廣澤旗的康奇和青衣堂的喬三哥是司馬相的親信,不管曾梓圖以前如何,至少這件事他們是認可的,于是帶頭稱是。其他堂口的人也齊稱遵命。其實大家最關心的,是人事變動。如今秦鐘禮等人也出來了,而且他們剛才極力擁戴曾梓圖出任教主,不知道這位新教主會如何安置他們。更不知道新教主會對差點當上教主的路大長老怎樣處置。
曾梓圖坐下,手里拿著新舊兩份名冊看了看,扭頭問道:“路大長老,不知你今后有何打算?”路橋蔭哼了一聲:“要殺要剮,你盡管來吧。我巴不得這就去追隨司馬教主。”曾梓圖忽然笑道:“路大長老,你真會開玩笑。你輔佐前面兩位教主多年,對本教立有大功。我怎么會殺你呢?你現在還是本教的護法大長老。我正要跟你商量教中的大事呢。”

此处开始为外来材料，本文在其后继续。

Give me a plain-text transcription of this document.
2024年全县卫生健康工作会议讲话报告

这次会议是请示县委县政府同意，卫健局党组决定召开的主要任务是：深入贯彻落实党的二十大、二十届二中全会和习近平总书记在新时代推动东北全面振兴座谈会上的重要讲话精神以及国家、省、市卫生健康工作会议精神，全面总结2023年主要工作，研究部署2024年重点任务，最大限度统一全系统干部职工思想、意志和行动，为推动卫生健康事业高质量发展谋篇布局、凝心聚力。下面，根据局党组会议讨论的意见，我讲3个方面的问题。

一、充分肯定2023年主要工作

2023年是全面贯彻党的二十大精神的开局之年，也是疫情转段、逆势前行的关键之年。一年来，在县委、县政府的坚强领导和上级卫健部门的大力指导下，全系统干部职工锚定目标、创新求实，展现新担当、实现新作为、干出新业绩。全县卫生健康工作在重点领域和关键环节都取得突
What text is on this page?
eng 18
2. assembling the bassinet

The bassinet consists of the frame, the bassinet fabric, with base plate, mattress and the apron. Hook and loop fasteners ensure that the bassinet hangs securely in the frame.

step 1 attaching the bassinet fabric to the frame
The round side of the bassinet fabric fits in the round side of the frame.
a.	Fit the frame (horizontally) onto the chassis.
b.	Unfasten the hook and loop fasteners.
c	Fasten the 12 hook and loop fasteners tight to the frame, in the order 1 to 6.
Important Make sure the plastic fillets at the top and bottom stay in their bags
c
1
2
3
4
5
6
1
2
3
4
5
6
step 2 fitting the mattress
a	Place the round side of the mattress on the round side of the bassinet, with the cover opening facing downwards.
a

路橋蔭看了他一眼,淡淡說道:“你也不用兩面三刀。要殺就殺,想關就關。你若現在懶得處置,我今日就離開掛月峰。咱們永不相見!”曾梓圖假裝一愣:“路大長老要走?”路橋蔭冷笑道:“我就知道你沒那么容易放過我。你不必假惺惺的,想要怎樣,只管來個痛快的。”
曾梓圖站起身,低著頭慢慢來回走了幾步,轉身說道:“既然路大長老不愿意與我共事,那我也不便勉強。你只管放心離去。我一定不辜負大家的期望,把歷代教主打下的基業發揚光大。”路橋蔭說:“如此最好。那我就真的走了。你若反悔,隨時可以派人來追殺。”曾梓圖說:“你怎么會這樣看我?我本想真心倚重,奈何你堅持要走,我又不好強留。既然如此,你一路保重。”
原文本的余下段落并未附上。